Since the Esc LED is on when the switch LED is on, you can run them parallel off a single shared resistor, but it may be best to do as you suggested, running them off 12v, since then you only need the 12v supply and HHD LED lines plus ground (3 wires).

Also, don't forget the forward voltage drop across the diode (probably around 0.7v).

[Melvang]

The flashing on the CCFLs won't be very long as this will only happen when I have my keyboard in the function layer.  This even will only be for accessing the "F" keys and media keys.  Plus during normal operation when I would be doing this the HDD LED only flashes briefly about once every second to second and a half at rough estimate.  So, 99.9% of the time the CCFLs will be steady. 

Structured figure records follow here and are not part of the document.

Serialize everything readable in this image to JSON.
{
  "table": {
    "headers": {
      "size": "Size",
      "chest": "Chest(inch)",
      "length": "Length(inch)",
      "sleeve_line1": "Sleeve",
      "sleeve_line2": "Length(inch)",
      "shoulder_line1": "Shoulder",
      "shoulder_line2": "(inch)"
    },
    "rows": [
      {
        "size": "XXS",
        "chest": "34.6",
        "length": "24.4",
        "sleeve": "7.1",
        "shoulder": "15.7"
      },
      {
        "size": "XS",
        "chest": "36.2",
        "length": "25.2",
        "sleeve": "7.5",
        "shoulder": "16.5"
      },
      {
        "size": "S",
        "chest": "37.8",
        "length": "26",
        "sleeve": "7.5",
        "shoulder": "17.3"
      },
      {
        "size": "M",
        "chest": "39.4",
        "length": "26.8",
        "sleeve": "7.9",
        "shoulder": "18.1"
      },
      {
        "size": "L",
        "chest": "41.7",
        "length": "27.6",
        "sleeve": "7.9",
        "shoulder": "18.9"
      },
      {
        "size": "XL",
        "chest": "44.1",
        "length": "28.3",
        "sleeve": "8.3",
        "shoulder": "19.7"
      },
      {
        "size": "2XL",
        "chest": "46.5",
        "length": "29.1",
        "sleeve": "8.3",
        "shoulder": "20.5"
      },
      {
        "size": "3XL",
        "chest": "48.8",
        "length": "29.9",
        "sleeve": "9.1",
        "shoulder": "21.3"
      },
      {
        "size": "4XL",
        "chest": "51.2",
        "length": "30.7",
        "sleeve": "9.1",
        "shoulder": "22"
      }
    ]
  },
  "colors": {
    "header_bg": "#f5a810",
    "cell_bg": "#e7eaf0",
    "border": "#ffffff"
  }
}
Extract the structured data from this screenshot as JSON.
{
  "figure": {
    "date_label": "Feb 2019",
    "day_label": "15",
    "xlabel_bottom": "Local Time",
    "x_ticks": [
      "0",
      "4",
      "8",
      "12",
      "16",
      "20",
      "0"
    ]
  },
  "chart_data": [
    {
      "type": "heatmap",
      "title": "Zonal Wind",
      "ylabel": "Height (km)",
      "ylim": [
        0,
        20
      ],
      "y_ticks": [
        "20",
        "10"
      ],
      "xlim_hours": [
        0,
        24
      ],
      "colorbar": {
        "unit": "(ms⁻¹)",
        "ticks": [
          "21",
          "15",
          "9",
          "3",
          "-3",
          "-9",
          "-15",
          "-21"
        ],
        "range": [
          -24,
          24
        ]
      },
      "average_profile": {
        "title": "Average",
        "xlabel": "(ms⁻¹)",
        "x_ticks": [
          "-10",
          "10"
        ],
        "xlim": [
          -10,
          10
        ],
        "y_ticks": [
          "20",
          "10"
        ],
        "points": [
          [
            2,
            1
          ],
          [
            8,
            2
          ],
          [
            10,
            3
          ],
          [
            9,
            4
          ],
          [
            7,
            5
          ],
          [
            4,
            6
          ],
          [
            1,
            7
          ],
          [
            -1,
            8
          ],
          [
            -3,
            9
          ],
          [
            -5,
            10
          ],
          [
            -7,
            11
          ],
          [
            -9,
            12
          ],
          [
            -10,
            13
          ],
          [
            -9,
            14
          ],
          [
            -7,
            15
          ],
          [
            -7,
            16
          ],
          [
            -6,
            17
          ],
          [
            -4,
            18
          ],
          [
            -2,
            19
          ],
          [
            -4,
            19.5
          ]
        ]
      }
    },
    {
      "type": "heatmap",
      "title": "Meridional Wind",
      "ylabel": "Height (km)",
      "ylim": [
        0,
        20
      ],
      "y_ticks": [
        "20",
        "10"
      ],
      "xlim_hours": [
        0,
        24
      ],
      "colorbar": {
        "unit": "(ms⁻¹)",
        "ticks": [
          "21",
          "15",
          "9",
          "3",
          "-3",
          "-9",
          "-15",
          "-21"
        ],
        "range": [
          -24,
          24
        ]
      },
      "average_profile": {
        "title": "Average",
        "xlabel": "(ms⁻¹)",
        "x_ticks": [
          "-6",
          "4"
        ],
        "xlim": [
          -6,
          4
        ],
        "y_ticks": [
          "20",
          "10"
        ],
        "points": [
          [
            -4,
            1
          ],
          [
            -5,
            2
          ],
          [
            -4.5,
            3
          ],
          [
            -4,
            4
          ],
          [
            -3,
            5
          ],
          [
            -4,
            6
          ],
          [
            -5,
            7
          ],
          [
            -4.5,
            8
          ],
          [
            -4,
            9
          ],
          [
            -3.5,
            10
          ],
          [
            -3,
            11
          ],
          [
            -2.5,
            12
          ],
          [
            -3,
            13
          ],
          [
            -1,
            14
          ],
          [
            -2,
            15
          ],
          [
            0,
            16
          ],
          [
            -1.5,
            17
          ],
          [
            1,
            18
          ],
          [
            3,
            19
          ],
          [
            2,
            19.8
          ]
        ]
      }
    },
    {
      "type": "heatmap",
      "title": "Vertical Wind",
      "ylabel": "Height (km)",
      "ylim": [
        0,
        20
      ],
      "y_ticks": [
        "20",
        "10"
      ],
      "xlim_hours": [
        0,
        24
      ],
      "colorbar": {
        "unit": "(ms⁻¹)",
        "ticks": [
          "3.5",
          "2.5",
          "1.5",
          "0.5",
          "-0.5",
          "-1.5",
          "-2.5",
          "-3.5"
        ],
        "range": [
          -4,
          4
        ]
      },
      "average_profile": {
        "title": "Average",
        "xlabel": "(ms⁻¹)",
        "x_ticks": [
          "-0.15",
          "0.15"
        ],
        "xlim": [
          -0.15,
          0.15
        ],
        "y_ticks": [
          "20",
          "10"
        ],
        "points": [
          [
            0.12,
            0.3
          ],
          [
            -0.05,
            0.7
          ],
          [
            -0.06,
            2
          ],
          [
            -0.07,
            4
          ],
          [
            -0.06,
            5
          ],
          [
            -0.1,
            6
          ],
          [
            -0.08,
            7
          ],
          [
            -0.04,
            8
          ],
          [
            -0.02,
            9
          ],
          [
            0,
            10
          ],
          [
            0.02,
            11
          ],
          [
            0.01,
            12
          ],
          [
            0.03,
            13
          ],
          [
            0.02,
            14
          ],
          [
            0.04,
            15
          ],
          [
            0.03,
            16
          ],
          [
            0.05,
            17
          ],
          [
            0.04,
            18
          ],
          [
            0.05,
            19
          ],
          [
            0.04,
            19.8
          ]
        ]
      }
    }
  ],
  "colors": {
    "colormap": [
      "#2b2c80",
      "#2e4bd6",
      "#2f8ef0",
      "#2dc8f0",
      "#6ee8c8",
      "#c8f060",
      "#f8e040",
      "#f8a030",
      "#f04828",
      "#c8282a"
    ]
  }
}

I would still use 4 wires for the HDD and the 12 volt power since I already have all four run to the connector.  So for figuring if I can even use the 5 volt power from the USB I would have to add the voltage rating from both LED's and the left side of the relays and that would have to be less than the supplied voltage correct?  If it isn't to much of a difference (say less than 1 volt) would I even need to add in a resister?  So I went back to www.ledcalc.com and punched in the numbers for running the LED's in parallel and it is telling me I can do it with a 47 ohm resistor on a 5 volt supply.  But due to my lack of experience I am failing to see how to power both LEDs while using that loop as the signal wire for the first relay and not have the middle LED steady in all switch states.

Melvang

[regack]

Correct me if I'm wrong, but I get the general gist is that you want the Esc LED to act like the HDD activity light, and the CCFL to be on... unless you're in the function layer (or by some switch or something), in which case you want the behavior to change (CCFL Flash, Esc LED Solid).

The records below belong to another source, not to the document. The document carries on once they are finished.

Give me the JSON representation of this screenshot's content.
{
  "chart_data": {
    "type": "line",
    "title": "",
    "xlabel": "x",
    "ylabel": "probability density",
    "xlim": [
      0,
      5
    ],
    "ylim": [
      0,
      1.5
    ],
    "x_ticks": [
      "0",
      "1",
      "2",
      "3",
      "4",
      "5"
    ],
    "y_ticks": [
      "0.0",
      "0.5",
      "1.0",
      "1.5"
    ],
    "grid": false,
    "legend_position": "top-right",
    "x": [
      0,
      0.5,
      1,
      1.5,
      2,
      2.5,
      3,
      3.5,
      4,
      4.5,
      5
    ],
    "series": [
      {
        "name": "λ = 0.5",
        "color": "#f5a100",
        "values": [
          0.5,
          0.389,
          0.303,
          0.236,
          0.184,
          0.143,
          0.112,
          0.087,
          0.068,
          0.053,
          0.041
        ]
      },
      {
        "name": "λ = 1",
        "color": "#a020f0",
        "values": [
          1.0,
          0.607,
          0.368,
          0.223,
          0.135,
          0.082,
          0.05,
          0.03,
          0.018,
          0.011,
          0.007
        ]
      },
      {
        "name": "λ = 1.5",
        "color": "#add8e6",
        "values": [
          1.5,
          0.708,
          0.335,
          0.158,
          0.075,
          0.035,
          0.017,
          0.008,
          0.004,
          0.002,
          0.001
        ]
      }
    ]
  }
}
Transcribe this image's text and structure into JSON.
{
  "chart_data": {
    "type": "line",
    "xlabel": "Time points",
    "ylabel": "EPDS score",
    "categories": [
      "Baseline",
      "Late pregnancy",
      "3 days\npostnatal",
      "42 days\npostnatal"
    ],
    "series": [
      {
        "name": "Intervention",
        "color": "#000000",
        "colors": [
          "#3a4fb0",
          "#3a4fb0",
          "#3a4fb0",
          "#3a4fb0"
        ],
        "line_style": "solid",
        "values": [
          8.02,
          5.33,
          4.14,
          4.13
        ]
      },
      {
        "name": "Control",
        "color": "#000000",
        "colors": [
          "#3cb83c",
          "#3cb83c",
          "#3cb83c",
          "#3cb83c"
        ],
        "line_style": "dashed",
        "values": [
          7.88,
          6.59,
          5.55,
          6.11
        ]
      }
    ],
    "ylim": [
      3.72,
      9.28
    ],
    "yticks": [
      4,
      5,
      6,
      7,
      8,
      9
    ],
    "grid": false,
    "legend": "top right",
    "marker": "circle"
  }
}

If that's the case, I would simply the circuit a bit, and just use the 3.3v HDD signal to induce the flicker effect and leave the LED and CCFL circuits powered completely separately.

So, the idea is that the 3.3v HDD signal triggers the InterrupterRelay to switch back and forth thus interrupting power to whichever circuit is running through it.  The ModeSwitchRelay sets which power circuit is passing through the Interrupter.

Default behavior is this:
- LED circuit is on the Normally Open side of the ModeSwitchRelay and passes through the Interrupter
- CCFL circuit is on the Normally Closed side of the ModeSwitchRelay and receives steady voltage

Let me know if I'm way off base...

[Neebio]

Here's an updated version of the circuit with some resistors added in.  This is assuming that both LEDs (the one in the rocker switch and the one for esc key) are 3.3V forward voltage at 20mA.  I also added in a resistor I forgot previously that prevents basically short circuiting the 5V to ground... (the 10K)

By the way, I really don't actually know, but I think flickering the power to the inverter won't do any harm, but what you can do if you're worried about it is run the output of the inverter through the relay instead of the input to the inverter.  So instead of running the 12V DC through relay #2 and #3, run whatever the inverter spits out (120V AC?).  I think this would be the cautious way to reduce risk of essentially strobing the inverter.

Revised Diagram:


I took a look at Regack's diagram as well (after revising the original diagram above) and it looks like it would also work.  I think there are some issues with it with respect to which pins of the top DPDT relay are connected to what, causing inverted signal stuff.  But by the looks of it, it should work.  My only concern with it is related to my above concern about whether it's better to flip the switch on the DC power to the inverter or the AC output from the inverter.  You would definitely need a different relay for the AC power (since much higher voltage).  If that's the case, the original diagram may be better since the relays are split apart and it would be easy to replace one for a higher capacity relay without affecting the rest of the circuit.